Windowing is a sub-sampling technique proposed by [51] for the ID3 decision tree learning algorithm. Its goal is to reduce the complexity of a learning problem by identifying an appropriate subset of the original data, from which a theory of sufficient quality can be learned. For this purpose, it maintains a subset of the available data, the so-called window, which is used as the training set for the learning algorithm. The window is initialized with a small random sample of the available data, and the learning algorithm induces a theory from this sample. This theory is then tested on the remaining examples. If the quality of the learned theory is not sufficient, the window is adjusted, usually by adding more examples from the training data, and a new theory is learned. This process is repeated until a theory of sufficient quality has been found.

There are at least three motivations for studying windowing techniques:

Memory Limitations:: Almost all learning algorithms still require to have all training examples and all background knowledge in main memory. Although memory has become cheap and the capacity of the main memory of the available hardware platforms is increasing rapidly, there certainly are datasets too big to fit into the main memory of conventional computer systems.
Efficiency Gain:: Learning time usually increases (most often super-linearly) with the complexity of a learning problem.
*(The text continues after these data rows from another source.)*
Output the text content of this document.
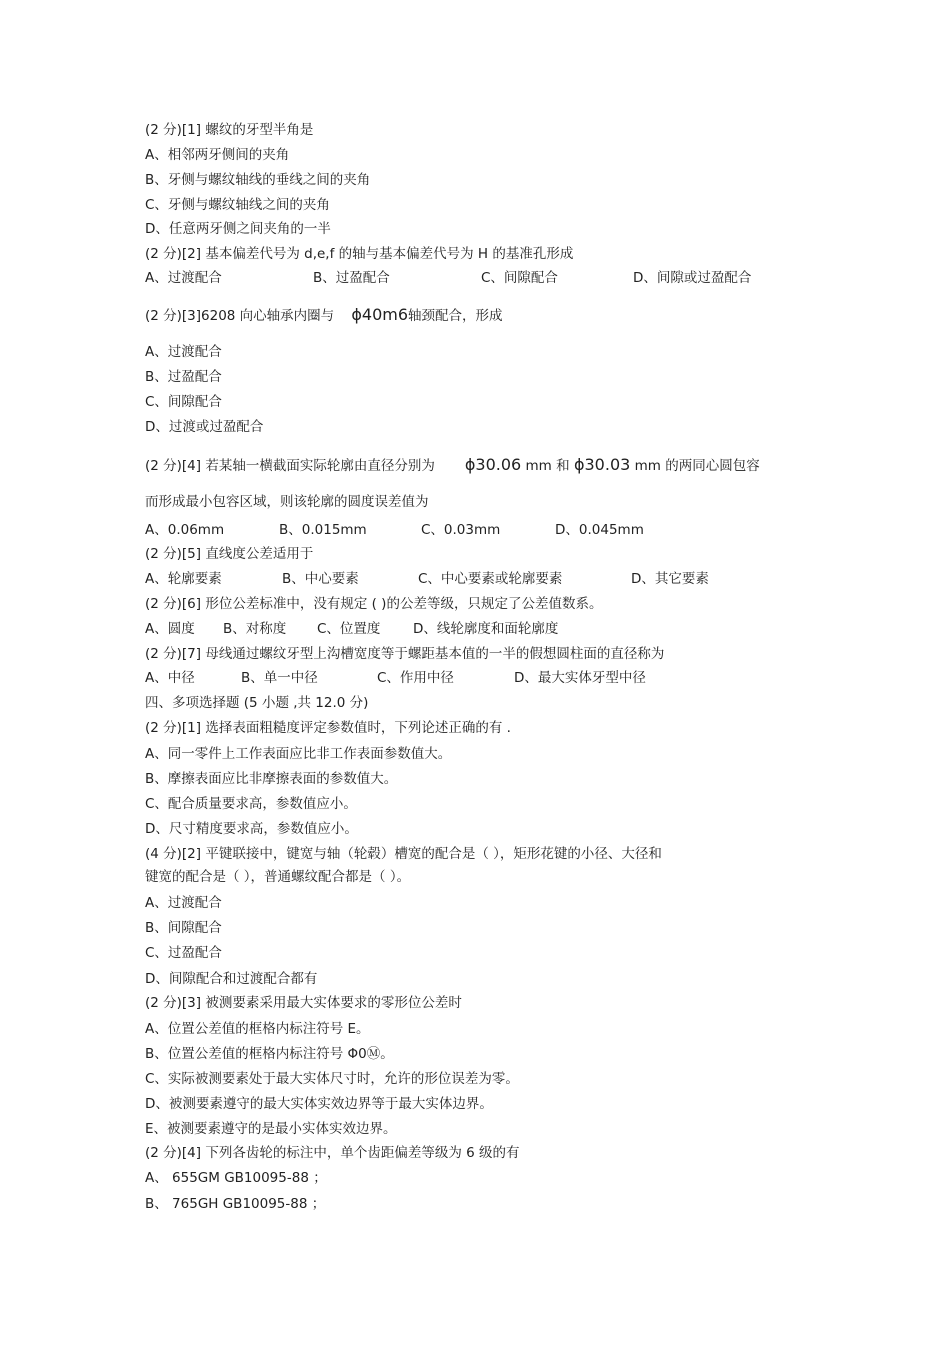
(2 分)[1] 螺纹的牙型半角是
A、相邻两牙侧间的夹角
B、牙侧与螺纹轴线的垂线之间的夹角
C、牙侧与螺纹轴线之间的夹角
D、任意两牙侧之间夹角的一半
(2 分)[2] 基本偏差代号为 d,e,f 的轴与基本偏差代号为 H 的基准孔形成
A、过渡配合	B、过盈配合	C、间隙配合	D、间隙或过盈配合
(2 分)[3]6208 向心轴承内圈与 ϕ40m6轴颈配合，形成
A、过渡配合
B、过盈配合
C、间隙配合
D、过渡或过盈配合
(2 分)[4] 若某轴一横截面实际轮廓由直径分别为 ϕ30.06 mm 和 ϕ30.03 mm 的两同心圆包容
而形成最小包容区域，则该轮廓的圆度误差值为
A、0.06mm	B、0.015mm	C、0.03mm	D、0.045mm
(2 分)[5] 直线度公差适用于
A、轮廓要素	B、中心要素	C、中心要素或轮廓要素	D、其它要素
(2 分)[6] 形位公差标准中，没有规定 ( )的公差等级，只规定了公差值数系。
A、圆度 B、对称度 C、位置度 D、线轮廓度和面轮廓度
(2 分)[7] 母线通过螺纹牙型上沟槽宽度等于螺距基本值的一半的假想圆柱面的直径称为
A、中径	B、单一中径	C、作用中径	D、最大实体牙型中径
四、多项选择题 (5 小题 ,共 12.0 分)
(2 分)[1] 选择表面粗糙度评定参数值时，下列论述正确的有 .
A、同一零件上工作表面应比非工作表面参数值大。
B、摩擦表面应比非摩擦表面的参数值大。
C、配合质量要求高，参数值应小。
D、尺寸精度要求高，参数值应小。
(4 分)[2] 平键联接中，键宽与轴（轮毂）槽宽的配合是（ ），矩形花键的小径、大径和
键宽的配合是（ ），普通螺纹配合都是（ ）。
A、过渡配合
B、间隙配合
C、过盈配合
D、间隙配合和过渡配合都有
(2 分)[3] 被测要素采用最大实体要求的零形位公差时
A、位置公差值的框格内标注符号 E。
B、位置公差值的框格内标注符号 Φ0Ⓜ。
C、实际被测要素处于最大实体尺寸时，允许的形位误差为零。
D、被测要素遵守的最大实体实效边界等于最大实体边界。
E、被测要素遵守的是最小实体实效边界。
(2 分)[4] 下列各齿轮的标注中，单个齿距偏差等级为 6 级的有
A、 655GM GB10095-88 ；
B、 765GH GB10095-88 ；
Reducing this complexity may be necessary to make a learning problem tractable.
Accuracy Gain:: It has been observed that windowing may also lead to an increase in predictive accuracy. A possible explanation for this phenomenon is that learning from a subset of examples may often result in a less over-fitting theory.

In this paper, our major concern is the appropriateness of windowing techniques for increasing the efficiency of inductive rule learning algorithms, such as those using the popular separate-and-conquer (or covering) learning strategy [44,13,52,31]. We will argue that windowing is more suitable for these algorithms than for divide-and-conquer decision-tree learning [51,53] (section 3. Thereafter, we will introduce integrative windowing, a technique that exploits the fact that rule learning algorithms learn each rule independently. We will show that this method allows to significantly improve the performance of windowing by integrating good rules learned from different iterations of the basic windowing procedure into the final theory (section 4). While we have primarily worked with noise-free domains, section 5 will discuss the problem of noise in windowing as well as some preliminary work that shows how windowing techniques can be adapted for noisy domains. Parts of this work have previously appeared as [28,29,26].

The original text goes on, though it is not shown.